Пиво для Мертвых - страница 13
Ты любишь и ненавидишь, балансируя на грани яви и сна, разума и безумия, падая вверх в лучах света Черной Луны.
Мягкий, но настойчивый шепот ее отключает все мысли, и открывает шлюзы, затем поток иформации затопляет мозг и, – бум: происходит перезагрузка, и новые программы загружаются в центральный процессор, строя новую перефирию внутри тебя, делая другим, смертельно непохожим того, кем ты был на самом деле.
Лилит, Лилит, моя Черная Луна>13, любовь моя и ненависть, жизнь моя и смерть моя. Зачем я повстречал тебя однажды, и превратил свою жизнь в кромешный ад доверия и подозрений, безумной страсти и жажды смерти?
Я давно находился дома и, сидя на подоконнике, бездумно глядел вниз на снующих торговцев, заполонивших кривые улочки Иерусалима. Вот прошли римские легионеры, ведущие перед собой закованных в цепи рабов, кричавшив что-то в толпу на арамейском языке, толпа колыхалась как вода, в ней возникали волны и водовороты, из которых в рабов летели кости и проклятья. Густой и желтый от пыли и жары воздух с трудом проходил в легкие, заполняя их до отказа черной тоской и горькими, как поцелуй смерти, предчувствиями.
Вдруг вдалеке в наступающих сумерках, когда благодатная прохлада, опускаясь на город, вытесняет грусть из сердца, на углу Пречистенки и Гоголевского бульвара я увидел твою тонкую, сотканную из радости фигуру, идущую к дому. Остановившиеся вмиг машины, пропустили тебя, и ты, перейдя улицу, посмотрела наверх и, увидев меня, радостно улыбнулась и вошла в подъезд.

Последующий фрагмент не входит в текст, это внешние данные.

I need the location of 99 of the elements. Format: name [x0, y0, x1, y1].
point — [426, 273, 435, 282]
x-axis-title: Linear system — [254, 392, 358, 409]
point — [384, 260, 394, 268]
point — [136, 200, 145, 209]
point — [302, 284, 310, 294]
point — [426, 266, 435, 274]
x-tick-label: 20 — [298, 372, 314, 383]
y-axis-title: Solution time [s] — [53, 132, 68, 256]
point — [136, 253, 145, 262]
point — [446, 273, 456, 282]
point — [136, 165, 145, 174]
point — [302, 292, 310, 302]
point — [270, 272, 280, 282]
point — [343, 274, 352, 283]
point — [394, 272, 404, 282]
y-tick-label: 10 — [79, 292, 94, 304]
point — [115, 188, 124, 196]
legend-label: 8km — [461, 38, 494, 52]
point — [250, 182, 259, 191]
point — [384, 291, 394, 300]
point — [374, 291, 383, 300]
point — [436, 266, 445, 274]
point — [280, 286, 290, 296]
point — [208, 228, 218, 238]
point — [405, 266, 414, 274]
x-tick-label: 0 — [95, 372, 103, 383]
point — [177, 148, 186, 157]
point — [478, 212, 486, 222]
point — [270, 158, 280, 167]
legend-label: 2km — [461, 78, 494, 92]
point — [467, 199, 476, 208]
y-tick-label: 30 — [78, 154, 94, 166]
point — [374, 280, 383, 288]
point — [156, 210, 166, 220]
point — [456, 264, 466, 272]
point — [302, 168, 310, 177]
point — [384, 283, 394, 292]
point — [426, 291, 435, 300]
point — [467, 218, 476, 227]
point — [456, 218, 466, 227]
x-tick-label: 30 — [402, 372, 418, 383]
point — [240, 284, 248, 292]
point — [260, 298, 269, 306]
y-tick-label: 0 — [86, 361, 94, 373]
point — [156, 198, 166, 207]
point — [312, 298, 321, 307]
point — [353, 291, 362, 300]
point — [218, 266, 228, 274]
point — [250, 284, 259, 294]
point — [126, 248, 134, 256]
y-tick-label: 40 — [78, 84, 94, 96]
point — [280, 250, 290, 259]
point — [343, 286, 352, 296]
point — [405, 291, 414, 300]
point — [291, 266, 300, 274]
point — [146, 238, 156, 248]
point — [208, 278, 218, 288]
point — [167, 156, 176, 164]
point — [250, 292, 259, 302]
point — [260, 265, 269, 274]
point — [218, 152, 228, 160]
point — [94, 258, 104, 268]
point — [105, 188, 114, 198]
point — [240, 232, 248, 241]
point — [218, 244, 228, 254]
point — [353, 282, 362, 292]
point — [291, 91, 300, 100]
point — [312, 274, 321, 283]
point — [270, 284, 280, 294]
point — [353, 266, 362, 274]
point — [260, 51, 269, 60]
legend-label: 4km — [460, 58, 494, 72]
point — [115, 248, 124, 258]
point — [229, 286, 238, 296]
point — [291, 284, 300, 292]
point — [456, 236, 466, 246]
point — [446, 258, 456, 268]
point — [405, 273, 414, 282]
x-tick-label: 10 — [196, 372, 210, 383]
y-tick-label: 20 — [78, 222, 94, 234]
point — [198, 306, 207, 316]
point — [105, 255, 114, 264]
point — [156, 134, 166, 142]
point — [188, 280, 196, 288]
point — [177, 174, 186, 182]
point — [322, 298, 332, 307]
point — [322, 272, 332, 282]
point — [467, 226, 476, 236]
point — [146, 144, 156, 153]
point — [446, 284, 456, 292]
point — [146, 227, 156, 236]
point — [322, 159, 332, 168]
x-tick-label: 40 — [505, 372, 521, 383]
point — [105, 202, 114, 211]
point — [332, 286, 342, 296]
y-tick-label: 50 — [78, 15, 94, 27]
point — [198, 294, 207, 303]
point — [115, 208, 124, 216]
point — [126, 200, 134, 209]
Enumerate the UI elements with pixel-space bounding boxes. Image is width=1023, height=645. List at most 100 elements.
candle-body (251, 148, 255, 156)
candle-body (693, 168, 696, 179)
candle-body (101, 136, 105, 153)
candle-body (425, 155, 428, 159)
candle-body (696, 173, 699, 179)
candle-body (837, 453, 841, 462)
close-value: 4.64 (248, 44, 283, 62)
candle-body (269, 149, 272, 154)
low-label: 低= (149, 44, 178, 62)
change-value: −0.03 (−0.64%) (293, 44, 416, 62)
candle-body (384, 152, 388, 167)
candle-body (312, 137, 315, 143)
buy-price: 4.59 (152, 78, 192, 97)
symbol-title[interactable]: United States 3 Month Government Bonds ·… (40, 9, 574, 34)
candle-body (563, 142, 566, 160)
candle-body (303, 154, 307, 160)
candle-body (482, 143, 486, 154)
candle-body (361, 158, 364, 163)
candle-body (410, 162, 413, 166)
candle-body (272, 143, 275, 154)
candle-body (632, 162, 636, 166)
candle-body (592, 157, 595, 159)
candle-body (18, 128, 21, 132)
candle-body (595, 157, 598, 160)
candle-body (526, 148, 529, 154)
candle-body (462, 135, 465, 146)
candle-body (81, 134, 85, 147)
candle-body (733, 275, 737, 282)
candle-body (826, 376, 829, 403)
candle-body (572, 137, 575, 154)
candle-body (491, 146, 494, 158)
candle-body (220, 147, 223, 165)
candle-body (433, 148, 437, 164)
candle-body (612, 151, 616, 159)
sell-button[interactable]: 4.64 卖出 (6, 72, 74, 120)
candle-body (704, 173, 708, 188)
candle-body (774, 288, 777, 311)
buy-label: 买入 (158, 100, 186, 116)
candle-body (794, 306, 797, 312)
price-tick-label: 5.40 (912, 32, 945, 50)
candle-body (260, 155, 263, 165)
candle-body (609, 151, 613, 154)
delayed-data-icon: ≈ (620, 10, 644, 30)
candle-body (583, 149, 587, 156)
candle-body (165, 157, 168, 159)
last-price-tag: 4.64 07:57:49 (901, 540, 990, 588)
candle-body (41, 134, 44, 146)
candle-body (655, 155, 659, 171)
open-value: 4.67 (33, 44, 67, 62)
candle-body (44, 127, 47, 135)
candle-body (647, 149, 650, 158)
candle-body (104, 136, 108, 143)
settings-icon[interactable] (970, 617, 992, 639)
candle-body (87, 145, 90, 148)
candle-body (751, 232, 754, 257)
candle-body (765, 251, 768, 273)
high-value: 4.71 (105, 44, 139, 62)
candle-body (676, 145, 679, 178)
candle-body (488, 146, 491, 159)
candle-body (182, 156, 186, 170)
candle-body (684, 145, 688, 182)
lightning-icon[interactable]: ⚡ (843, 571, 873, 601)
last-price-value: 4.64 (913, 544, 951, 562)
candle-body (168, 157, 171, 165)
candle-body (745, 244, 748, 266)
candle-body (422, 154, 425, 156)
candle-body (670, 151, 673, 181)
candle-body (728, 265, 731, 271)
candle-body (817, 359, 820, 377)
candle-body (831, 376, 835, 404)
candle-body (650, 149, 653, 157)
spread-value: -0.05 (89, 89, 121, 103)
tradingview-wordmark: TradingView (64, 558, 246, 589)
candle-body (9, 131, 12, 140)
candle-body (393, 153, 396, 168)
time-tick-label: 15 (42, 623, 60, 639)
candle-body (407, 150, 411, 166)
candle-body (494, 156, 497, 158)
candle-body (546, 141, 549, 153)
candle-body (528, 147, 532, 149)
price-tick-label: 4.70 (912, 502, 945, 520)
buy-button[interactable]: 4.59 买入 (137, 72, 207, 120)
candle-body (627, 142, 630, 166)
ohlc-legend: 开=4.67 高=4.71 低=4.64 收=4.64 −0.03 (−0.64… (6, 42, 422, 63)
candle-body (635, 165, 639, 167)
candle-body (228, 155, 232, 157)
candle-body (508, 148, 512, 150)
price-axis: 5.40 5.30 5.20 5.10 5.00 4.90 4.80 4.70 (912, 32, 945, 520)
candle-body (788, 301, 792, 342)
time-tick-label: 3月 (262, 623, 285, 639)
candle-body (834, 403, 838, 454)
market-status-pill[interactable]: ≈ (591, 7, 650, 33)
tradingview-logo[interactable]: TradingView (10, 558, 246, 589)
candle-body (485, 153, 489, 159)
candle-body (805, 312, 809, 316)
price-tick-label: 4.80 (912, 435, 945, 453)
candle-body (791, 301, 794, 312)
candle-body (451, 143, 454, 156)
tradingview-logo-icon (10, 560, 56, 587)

Днем в маленьком парке больницы было многолюдно, в воскресенье родственники навещали пациентов. Честно говоря, и тех, и других трудно было отличить друг от друга, потому что они все болтали как заведенные о какой-то чепухе. Глаза их горели, и невысказанные мысли и чувства роились вокруг голов, как осы, жаля врачей и медсестер, которые падали замертво и тут же оживали, отряхиваясь, как бычки на пастбище, недоуменно смотря по сторонам.
Я сидел на лавочке под раскидистым дубом, и, глубоко вдыхая дым сигареты, думал о вечном, как навозная куча у колхозного коровника, вопросе: что делать дальше?
Оставаться в больнице и постигать таинство перерождения под руководством доктора дзен-буддиста, называемого мной доктор Менгеле>14 за страсть к проведению диких опытов над пациентами, или вульгарно дернуть через забор и затерятся в сомнениях больших городов, дабы самому отыскать решение непростого вопроса бытия в качестве вновь образовавшегося члена гражданского общества?
Видимо, укушенный моей нетленной мыслью доктор решил не искушать судьбу и, лихо отплясывая чарльстон, подошел ко мне, взял под локоток, под стройные крики медперсонала: «О МАНЕ ПАДМЕ ХУМ»>15, повлек меня в заветную палату, стены которой были обиты остатками пробковых шлемов великих путешественников, бормоча невнятные ругательства и призывы к соответсвию карме, которая, как известно, шутить не любит, и требует безусловного повиновения.
Водворенный в палату, и посаженный под замок, я немедленно вышел через стену в свою квартиру на бульваре ровно в тот сладостный момент, когда открылась входная дверь и Лилит, счастье и боль всей моей никчемной жизни, оказалась в моих объятьях.
Дрожь волной прокатилась по моему телу, я застыл, как фаллический символ древних греков, и, вскрикнув, весь погрузился в нее, свернувшись, словно тугая пружина, внутри ее благословленного тела.